Consistent with the briefing, the oral argument presented a highly technical case focused on parsing the text of SOX and weighing legislative history and analogous statutes. While the case will likely turn on these specific nuances (discussed briefly below), a ruling in either direction has the potential for far-reaching implications, including with respect to anti-retaliation statutes applicable to other industries. With the tenor of the oral argument suggesting a majority view in favor of the whistleblower’s interpretation, close attention to the scope of the Court’s ruling will be important for companies in managing whistleblower complaints and potential retaliation claims.


SOX provides a private right of action for employees to assert violations of the statute’s anti-retaliation provision, which states that publicly traded companies may not “discharge, demote, suspend, threaten, harass, or in any other manner discriminate against” an employee who reports to certain governmental authorities or supervisors conduct that the employee reasonably believes violates certain federal antifraud and securities laws.2 To prove such a claim, employees must show that the reporting “was a contributing factor in the unfavorable personnel action.” If such a showing is made, the burden then shifts to the employer to “demonstrate[]…that the employer would have taken the same unfavorable personnel action in the absence of [the protected] behavior.”3

The issue on appeal in this case largely turns on the trial court’s jury instructions, which required the whistleblower to prove: (1) engagement in an activity protected by SOX; (2) employer knowledge of such engagement; (3) adverse employment action against the whistleblower; and (4) the protected activity was a contributing factor in, and “tended to affect in any way,” the adverse employment action. No instruction was provided regarding proof of retaliatory intent.4

The jury found in favor of the whistleblower. In reversing and remanding for a new trial, the US Court of Appeals for the Second Circuit agreed with the employer that, contrary to the jury instructions, it is not enough under SOX to prove that the whistleblowing was a contributing factor to the adverse employment action and that the whistleblower must prove that the employer’s action was discriminatory (i.e., made with retaliatory intent). This ruling in favor of the employer deviates from two other circuits that held that SOX whistleblower claims do not require proof of retaliatory intent.

Positions Before the Supreme Court

The whistleblower argues that the Second Circuit’s understanding of “contributing factor” as requiring retaliatory intent is not only unsupported by the ordinary meaning of those terms but also conflicts with how Congress incorporated a retaliatory intent requirement in other statutes, requiring a plaintiff to show that the protected activity was a “motivating factor” in the adverse action (not just a contributing one).
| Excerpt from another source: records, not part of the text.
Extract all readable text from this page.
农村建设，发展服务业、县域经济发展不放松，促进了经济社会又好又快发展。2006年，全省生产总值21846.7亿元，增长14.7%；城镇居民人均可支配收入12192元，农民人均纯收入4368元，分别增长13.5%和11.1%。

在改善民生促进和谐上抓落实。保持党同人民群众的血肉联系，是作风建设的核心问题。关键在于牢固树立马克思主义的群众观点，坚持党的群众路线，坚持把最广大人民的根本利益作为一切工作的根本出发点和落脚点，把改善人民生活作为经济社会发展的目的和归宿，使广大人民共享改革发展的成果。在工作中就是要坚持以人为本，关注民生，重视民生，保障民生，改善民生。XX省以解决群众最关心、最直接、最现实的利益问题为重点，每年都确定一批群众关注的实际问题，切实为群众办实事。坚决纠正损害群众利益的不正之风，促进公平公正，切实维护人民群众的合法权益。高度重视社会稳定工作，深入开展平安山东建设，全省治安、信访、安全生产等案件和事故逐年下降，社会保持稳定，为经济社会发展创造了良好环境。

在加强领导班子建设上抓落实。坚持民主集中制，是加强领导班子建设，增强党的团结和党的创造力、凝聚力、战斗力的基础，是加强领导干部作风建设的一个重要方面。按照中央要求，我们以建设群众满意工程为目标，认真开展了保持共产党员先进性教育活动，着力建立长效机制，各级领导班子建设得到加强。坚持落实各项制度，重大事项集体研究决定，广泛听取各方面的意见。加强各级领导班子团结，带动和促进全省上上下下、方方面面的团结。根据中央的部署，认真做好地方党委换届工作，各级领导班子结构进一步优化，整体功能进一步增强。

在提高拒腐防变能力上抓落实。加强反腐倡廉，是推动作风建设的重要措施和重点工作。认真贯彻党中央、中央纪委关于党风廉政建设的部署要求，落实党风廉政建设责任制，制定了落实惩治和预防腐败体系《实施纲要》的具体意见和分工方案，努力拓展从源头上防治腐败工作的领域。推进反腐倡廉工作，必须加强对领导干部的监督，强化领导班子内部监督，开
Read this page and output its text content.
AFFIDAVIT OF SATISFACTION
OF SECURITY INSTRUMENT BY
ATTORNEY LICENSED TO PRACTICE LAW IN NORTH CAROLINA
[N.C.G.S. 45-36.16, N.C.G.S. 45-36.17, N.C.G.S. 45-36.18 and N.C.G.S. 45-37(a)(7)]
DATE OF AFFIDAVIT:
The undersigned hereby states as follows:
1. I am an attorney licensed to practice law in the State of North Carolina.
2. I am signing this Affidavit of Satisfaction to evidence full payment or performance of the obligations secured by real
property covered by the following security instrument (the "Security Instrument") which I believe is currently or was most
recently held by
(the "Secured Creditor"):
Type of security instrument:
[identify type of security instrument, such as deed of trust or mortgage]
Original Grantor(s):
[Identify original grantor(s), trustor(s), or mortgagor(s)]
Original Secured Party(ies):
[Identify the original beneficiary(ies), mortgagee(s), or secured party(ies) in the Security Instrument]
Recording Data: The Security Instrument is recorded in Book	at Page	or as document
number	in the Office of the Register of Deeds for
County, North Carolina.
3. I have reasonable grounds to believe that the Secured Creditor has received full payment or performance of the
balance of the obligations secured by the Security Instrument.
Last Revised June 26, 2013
The whistleblower further argues that Congress intended the SOX burden-shifting framework to align with the Whistleblower Protection Act of 1989 (WPA), given its near-identical language and similar goals, and WPA case law consistently disclaims a retaliatory intent requirement for the whistleblower.

In response, the employer argues that the “contributing factor” and burden-shifting elements of SOX apply to the element of causation, not the element of intent. According to the employer, the question of “whether the employer possessed discriminatory . . . intent is legally and logically distinct from the question of what factors contributed to . . . the employer’s actions,” as demonstrated by case law interpreting numerous other anti-retaliation statutes. Finally, the employer argues that the court should not extrapolate a lack of intent requirement in the WPA (which protects federal employees) and apply that to SOX (which covers the private sector).

The United States filed an amicus curiae brief in support of the whistleblower’s interpretation, asserting the interests of the Department of Labor (DOL) in adjudicating SOX whistleblower claims and the Securities and Exchange Commission in protecting those who report potential violations of the federal securities laws. The United States echoes the basis for tracking the WPA and highlights that DOL has consistently interpreted SOX as not requiring a whistleblower to prove retaliatory intent.

Based on the oral argument, several of the justices seemed hesitant to adopt the employer’s position. In particular, Justice Neil Gorsuch noted that nowhere does SOX refer to retaliation, nor did he understand how proof of retaliation did not inherently result from proving intentional discrimination. Justice Elena Kagan similarly noted, “it makes sense to put [the] question [of intent] on the employer’s side” because the employer “has the information” relating to the motivation for adverse action. Despite their skepticism, the justices nevertheless appeared inclined to rule on this case narrowly, likely because, as Justice Gorsuch noted, this case presents the Court’s first instance reviewing these SOX provisions.

Potential Implications

The potential implications of this case go beyond SOX and the securities and financial services industries.

First, the ruling may affect the behavior of whistleblowers. A ruling that requires whistleblowers to prove retaliatory intent could chill an employee’s decision to report concerns internally and lead to direct reports to regulators. Whistleblowers may also turn to other statutes, such as state whistleblower protection laws, which may offer a lower burden of proof. In contrast, a ruling that requires employers to prove that they did not have retaliatory intent could incentivize whistleblower reports and will reinforce the importance of detailed recordkeeping of employment decisions.

Second, a decision either way will likely shape the application of other whistleblower statutes that mirror SOX. For example, an amicus brief lists 15 other whistleblower protection statutes with the same burden-shifting language as SOX, covering “industries such as aviation, consumer products, food, healthcare, nuclear energy, pipelines, and surface transportation.”5 Litigation under any of these statutes can be expected to draw from the Court’s ruling in this case.

A decision is expected in Spring 2024. We will continue to monitor for future updates.